Another review by Daniela Gifu, titled
Soft Sets Extensions: Innovating Healthcare Claims Analysis [
19], focuses on the development and use of soft sets and their various extensions and how they are used in the analysis of healthcare claims data. They offer adaptable frameworks for handling the uncertainty and indeterminacy that are characteristic of healthcare claims data. The review traces the evolution of these mathematical tools and how they have advanced healthcare research and improved data analysis techniques. Through real-world illustrations, the author highlights the impact of these tools, emphasizing their critical role in supporting informed decision making and facilitating knowledge discovery within the healthcare sector. The author discussed several case studies to demonstrate the practical usefulness of soft set extensions. The recommendations of this work are to suggest incorporating soft sets and their extensions as a way to enhance the accuracy and effectiveness of healthcare data analysis, leading to improved healthcare results.

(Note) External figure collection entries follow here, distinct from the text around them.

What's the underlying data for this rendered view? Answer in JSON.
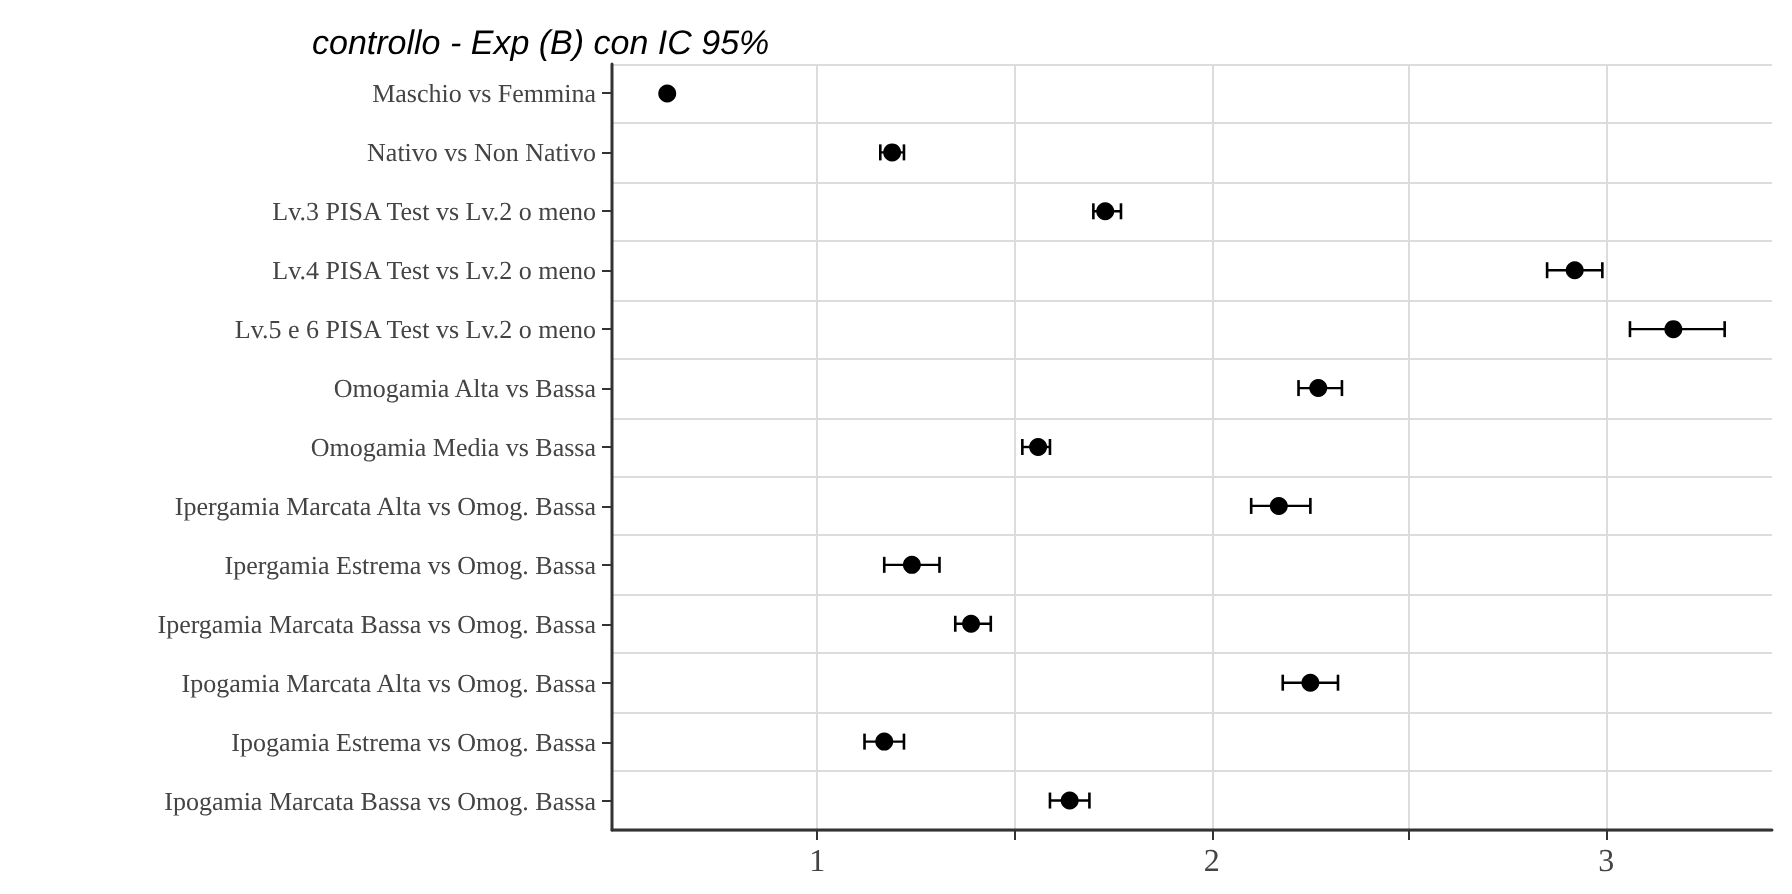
{
  "chart_data": {
    "type": "scatter",
    "orientation": "horizontal",
    "title": "controllo - Exp (B) con IC 95%",
    "categories": [
      "Maschio vs Femmina",
      "Nativo vs Non Nativo",
      "Lv.3 PISA Test vs Lv.2 o meno",
      "Lv.4 PISA Test vs Lv.2 o meno",
      "Lv.5 e 6 PISA Test vs Lv.2 o meno",
      "Omogamia Alta vs Bassa",
      "Omogamia Media vs Bassa",
      "Ipergamia Marcata Alta vs Omog. Bassa",
      "Ipergamia Estrema vs Omog. Bassa",
      "Ipergamia Marcata Bassa vs Omog. Bassa",
      "Ipogamia Marcata Alta vs Omog. Bassa",
      "Ipogamia Estrema vs Omog. Bassa",
      "Ipogamia Marcata Bassa vs Omog. Bassa"
    ],
    "values": [
      0.62,
      1.19,
      1.73,
      2.92,
      3.17,
      2.27,
      1.56,
      2.17,
      1.24,
      1.39,
      2.25,
      1.17,
      1.64
    ],
    "errors": [
      null,
      [
        1.16,
        1.22
      ],
      [
        1.7,
        1.77
      ],
      [
        2.85,
        2.99
      ],
      [
        3.06,
        3.3
      ],
      [
        2.22,
        2.33
      ],
      [
        1.52,
        1.59
      ],
      [
        2.1,
        2.25
      ],
      [
        1.17,
        1.31
      ],
      [
        1.35,
        1.44
      ],
      [
        2.18,
        2.32
      ],
      [
        1.12,
        1.22
      ],
      [
        1.59,
        1.69
      ]
    ],
    "color": "#000000",
    "marker": "circle",
    "xlim": [
      0.48,
      3.42
    ],
    "xticks": [
      1,
      {
        "value": 1.5,
        "label": null
      },
      2,
      {
        "value": 2.5,
        "label": null
      },
      3
    ],
    "grid": true
  }
}
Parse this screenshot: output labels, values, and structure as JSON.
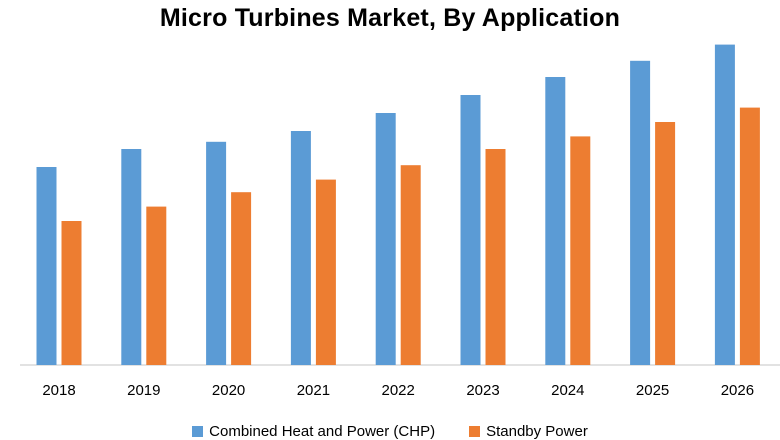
{
  "chart_data": {
    "type": "bar",
    "title": "Micro Turbines Market, By Application",
    "xlabel": "",
    "ylabel": "",
    "categories": [
      "2018",
      "2019",
      "2020",
      "2021",
      "2022",
      "2023",
      "2024",
      "2025",
      "2026"
    ],
    "series": [
      {
        "name": "Combined Heat and Power (CHP)",
        "color": "#5B9BD5",
        "values": [
          5.5,
          6.0,
          6.2,
          6.5,
          7.0,
          7.5,
          8.0,
          8.45,
          8.9
        ]
      },
      {
        "name": "Standby Power",
        "color": "#ED7D31",
        "values": [
          4.0,
          4.4,
          4.8,
          5.15,
          5.55,
          6.0,
          6.35,
          6.75,
          7.15
        ]
      }
    ],
    "ylim": [
      0,
      10
    ],
    "grid": false,
    "legend_position": "bottom"
  }
}
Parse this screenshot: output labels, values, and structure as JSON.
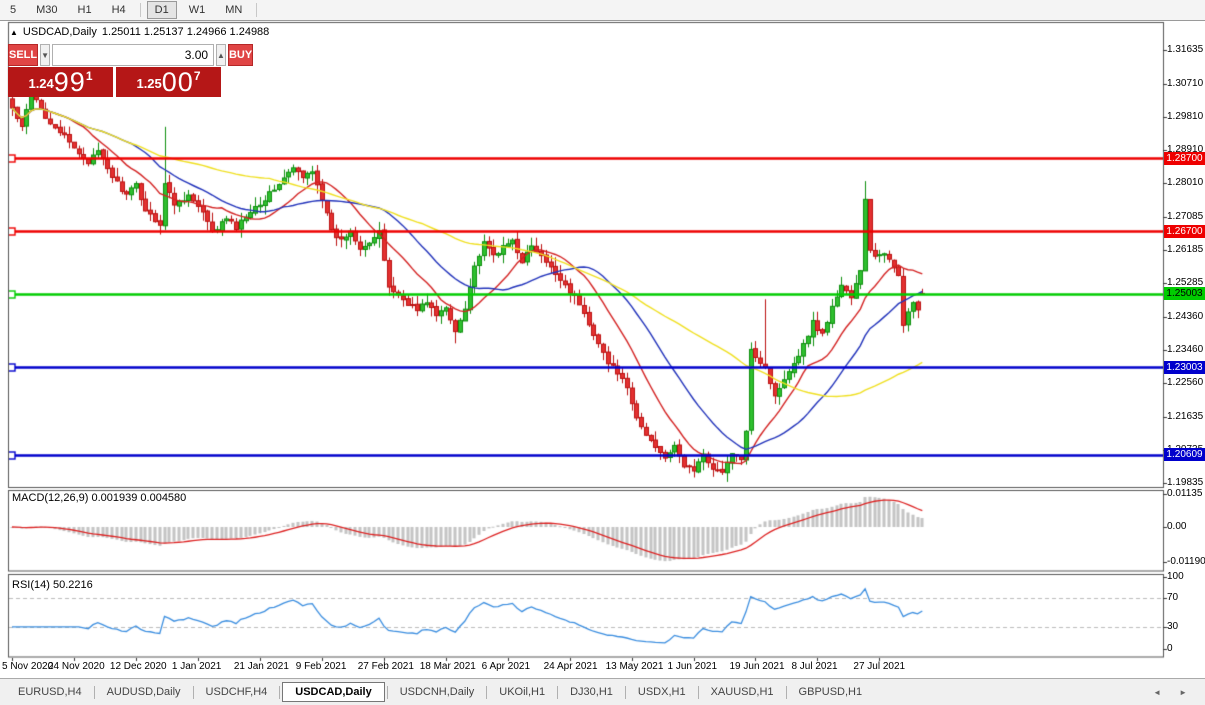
{
  "toolbar": {
    "timeframes": [
      "5",
      "M30",
      "H1",
      "H4",
      "D1",
      "W1",
      "MN"
    ],
    "active": "D1"
  },
  "title": {
    "symbol_text": "USDCAD,Daily",
    "ohlc_text": "1.25011 1.25137 1.24966 1.24988"
  },
  "trade_panel": {
    "sell_label": "SELL",
    "buy_label": "BUY",
    "volume": "3.00",
    "sell_price": {
      "small": "1.24",
      "big": "99",
      "sup": "1"
    },
    "buy_price": {
      "small": "1.25",
      "big": "00",
      "sup": "7"
    }
  },
  "chart_data": {
    "type": "candlestick",
    "symbol": "USDCAD",
    "period": "Daily",
    "num_candles": 192,
    "last_candle": {
      "open": 1.25011,
      "high": 1.25137,
      "low": 1.24966,
      "close": 1.24988
    },
    "close_keypoints": [
      [
        0,
        1.3005
      ],
      [
        2,
        1.295
      ],
      [
        4,
        1.3048
      ],
      [
        7,
        1.2983
      ],
      [
        10,
        1.2942
      ],
      [
        13,
        1.2895
      ],
      [
        16,
        1.286
      ],
      [
        18,
        1.2885
      ],
      [
        21,
        1.282
      ],
      [
        24,
        1.2768
      ],
      [
        26,
        1.2796
      ],
      [
        28,
        1.2728
      ],
      [
        31,
        1.269
      ],
      [
        32,
        1.28
      ],
      [
        34,
        1.2745
      ],
      [
        37,
        1.2768
      ],
      [
        40,
        1.272
      ],
      [
        42,
        1.2665
      ],
      [
        45,
        1.2705
      ],
      [
        47,
        1.268
      ],
      [
        50,
        1.2728
      ],
      [
        53,
        1.2758
      ],
      [
        56,
        1.28
      ],
      [
        59,
        1.2842
      ],
      [
        61,
        1.2815
      ],
      [
        63,
        1.2838
      ],
      [
        65,
        1.2762
      ],
      [
        67,
        1.2668
      ],
      [
        69,
        1.2645
      ],
      [
        71,
        1.2672
      ],
      [
        73,
        1.2628
      ],
      [
        75,
        1.264
      ],
      [
        77,
        1.2665
      ],
      [
        79,
        1.252
      ],
      [
        81,
        1.2495
      ],
      [
        83,
        1.2475
      ],
      [
        85,
        1.2455
      ],
      [
        87,
        1.248
      ],
      [
        89,
        1.244
      ],
      [
        91,
        1.246
      ],
      [
        93,
        1.2398
      ],
      [
        95,
        1.2465
      ],
      [
        97,
        1.2575
      ],
      [
        99,
        1.2635
      ],
      [
        101,
        1.2605
      ],
      [
        103,
        1.2625
      ],
      [
        105,
        1.2645
      ],
      [
        107,
        1.259
      ],
      [
        109,
        1.2628
      ],
      [
        111,
        1.26
      ],
      [
        113,
        1.2568
      ],
      [
        115,
        1.2542
      ],
      [
        117,
        1.2508
      ],
      [
        119,
        1.2472
      ],
      [
        121,
        1.2415
      ],
      [
        123,
        1.237
      ],
      [
        125,
        1.231
      ],
      [
        127,
        1.2288
      ],
      [
        129,
        1.2238
      ],
      [
        131,
        1.216
      ],
      [
        133,
        1.2115
      ],
      [
        135,
        1.2085
      ],
      [
        137,
        1.2058
      ],
      [
        139,
        1.208
      ],
      [
        141,
        1.2032
      ],
      [
        143,
        1.202
      ],
      [
        145,
        1.2058
      ],
      [
        147,
        1.2028
      ],
      [
        149,
        1.201
      ],
      [
        151,
        1.2068
      ],
      [
        153,
        1.2042
      ],
      [
        154,
        1.213
      ],
      [
        155,
        1.2355
      ],
      [
        156,
        1.233
      ],
      [
        158,
        1.23
      ],
      [
        160,
        1.2218
      ],
      [
        162,
        1.2272
      ],
      [
        164,
        1.2312
      ],
      [
        166,
        1.236
      ],
      [
        168,
        1.2422
      ],
      [
        170,
        1.239
      ],
      [
        172,
        1.2462
      ],
      [
        174,
        1.2525
      ],
      [
        176,
        1.249
      ],
      [
        178,
        1.256
      ],
      [
        179,
        1.2755
      ],
      [
        180,
        1.262
      ],
      [
        181,
        1.2605
      ],
      [
        183,
        1.2605
      ],
      [
        185,
        1.2572
      ],
      [
        186,
        1.2556
      ],
      [
        187,
        1.242
      ],
      [
        188,
        1.2445
      ],
      [
        189,
        1.2475
      ],
      [
        190,
        1.2455
      ],
      [
        191,
        1.24988
      ]
    ],
    "special_wicks": {
      "32": {
        "high": 1.2955
      },
      "93": {
        "low": 1.2365
      },
      "158": {
        "high": 1.2485
      },
      "179": {
        "high": 1.2807
      }
    },
    "hlines": [
      {
        "price": 1.287,
        "label": "1.28700",
        "color": "#ee0000",
        "text_color": "#ffffff"
      },
      {
        "price": 1.267,
        "label": "1.26700",
        "color": "#ee0000",
        "text_color": "#ffffff"
      },
      {
        "price": 1.25003,
        "label": "1.25003",
        "color": "#00cc00",
        "text_color": "#000000"
      },
      {
        "price": 1.23003,
        "label": "1.23003",
        "color": "#0000cc",
        "text_color": "#ffffff"
      },
      {
        "price": 1.20609,
        "label": "1.20609",
        "color": "#0000cc",
        "text_color": "#ffffff"
      }
    ],
    "price_ticks": [
      "1.31635",
      "1.30710",
      "1.29810",
      "1.28910",
      "1.28010",
      "1.27085",
      "1.26185",
      "1.25285",
      "1.24360",
      "1.23460",
      "1.22560",
      "1.21635",
      "1.20735",
      "1.19835"
    ],
    "moving_averages": [
      {
        "period": 13,
        "color": "#d42222"
      },
      {
        "period": 26,
        "color": "#2233bb"
      },
      {
        "period": 55,
        "color": "#f0e022"
      }
    ],
    "candle_colors": {
      "up_fill": "#2fbf2f",
      "up_edge": "#0e8f0e",
      "down_fill": "#e33030",
      "down_edge": "#bb1111"
    },
    "macd": {
      "label": "MACD(12,26,9) 0.001939 0.004580",
      "fast": 12,
      "slow": 26,
      "signal": 9,
      "ticks": [
        "0.01135",
        "0.00",
        "-0.01190"
      ],
      "bar_color": "#c4c4c4",
      "line_color": "#dd2222"
    },
    "rsi": {
      "label": "RSI(14) 50.2216",
      "period": 14,
      "ticks": [
        "100",
        "70",
        "30",
        "0"
      ],
      "levels": [
        70,
        30
      ],
      "line_color": "#3b8ee0"
    },
    "date_labels": [
      "5 Nov 2020",
      "24 Nov 2020",
      "12 Dec 2020",
      "1 Jan 2021",
      "21 Jan 2021",
      "9 Feb 2021",
      "27 Feb 2021",
      "18 Mar 2021",
      "6 Apr 2021",
      "24 Apr 2021",
      "13 May 2021",
      "1 Jun 2021",
      "19 Jun 2021",
      "8 Jul 2021",
      "27 Jul 2021"
    ],
    "label_every": 13
  },
  "tabs": {
    "items": [
      "EURUSD,H4",
      "AUDUSD,Daily",
      "USDCHF,H4",
      "USDCAD,Daily",
      "USDCNH,Daily",
      "UKOil,H1",
      "DJ30,H1",
      "USDX,H1",
      "XAUUSD,H1",
      "GBPUSD,H1"
    ],
    "active": "USDCAD,Daily"
  }
}
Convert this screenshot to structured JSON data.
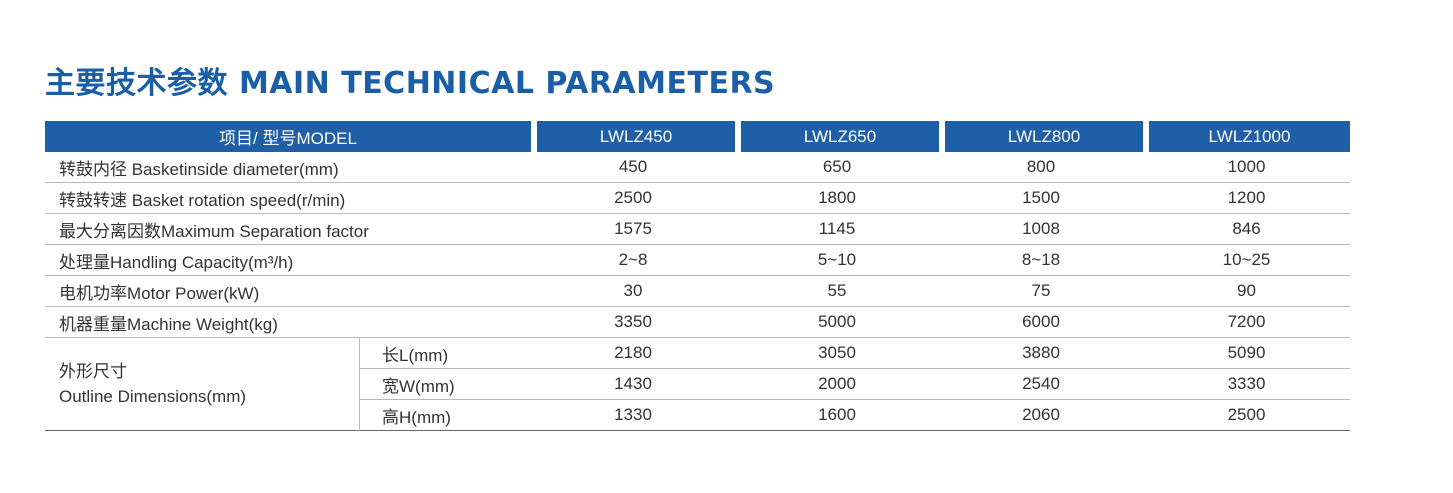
{
  "title": "主要技术参数 MAIN TECHNICAL PARAMETERS",
  "header": {
    "label": "项目/ 型号MODEL",
    "models": [
      "LWLZ450",
      "LWLZ650",
      "LWLZ800",
      "LWLZ1000"
    ]
  },
  "rows": [
    {
      "label": "转鼓内径 Basketinside diameter(mm)",
      "values": [
        "450",
        "650",
        "800",
        "1000"
      ]
    },
    {
      "label": "转鼓转速 Basket rotation speed(r/min)",
      "values": [
        "2500",
        "1800",
        "1500",
        "1200"
      ]
    },
    {
      "label": "最大分离因数Maximum Separation factor",
      "values": [
        "1575",
        "1145",
        "1008",
        "846"
      ]
    },
    {
      "label": "处理量Handling Capacity(m³/h)",
      "values": [
        "2~8",
        "5~10",
        "8~18",
        "10~25"
      ]
    },
    {
      "label": "电机功率Motor Power(kW)",
      "values": [
        "30",
        "55",
        "75",
        "90"
      ]
    },
    {
      "label": "机器重量Machine Weight(kg)",
      "values": [
        "3350",
        "5000",
        "6000",
        "7200"
      ]
    }
  ],
  "dimensions": {
    "label_cn": "外形尺寸",
    "label_en": "Outline Dimensions(mm)",
    "rows": [
      {
        "label": "长L(mm)",
        "values": [
          "2180",
          "3050",
          "3880",
          "5090"
        ]
      },
      {
        "label": "宽W(mm)",
        "values": [
          "1430",
          "2000",
          "2540",
          "3330"
        ]
      },
      {
        "label": "高H(mm)",
        "values": [
          "1330",
          "1600",
          "2060",
          "2500"
        ]
      }
    ]
  },
  "colors": {
    "accent": "#1f5fa8",
    "title": "#1a5ea8"
  }
}
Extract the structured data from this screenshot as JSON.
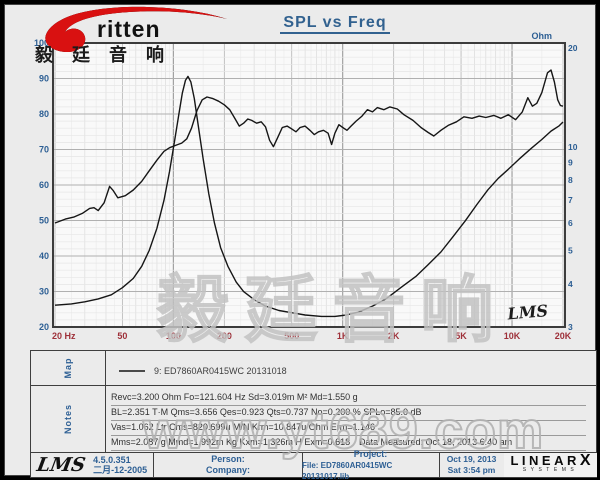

In our Special Issue, we were able to accommodate a perspectives paper by Franco Musio, titled The Critical Link in the Successful Application of Advanced Clinical Decision Making—Revisiting the Physician–Patient Relationship from a Practical and Pragmatic Perspective [
20]. The author explores the rapidly growing field of advanced clinical decision making influenced by healthcare technologies and the new dimensions of how physicians and patients interact to support medical treatment and shared decision making. The discussion examines the models being researched and utilized in clinical decision making, as well as the connections between physicians and patients, highlighting their complex interactions. Moreover, both clinical decision making and the physician–patient relationship exhibit dynamic, reciprocal relationships that work together in a synergistic manner. The author presents innovative frameworks to clarify these intricate processes, alongside real-life clinical examples. The author widely discusses that the physician–patient relationship serves as a “filter” through which decision-making processes must navigate in order to be executed.
We express our appreciation to the authors for their significant contributions and to the reviewers for their thorough feedback, which allowed us to prepare a Special Issue of such quality. We hope that this Special Issue will motivate future research and findings in innovative data analytics for improved medical decision making, medical diagnostics, and healthcare.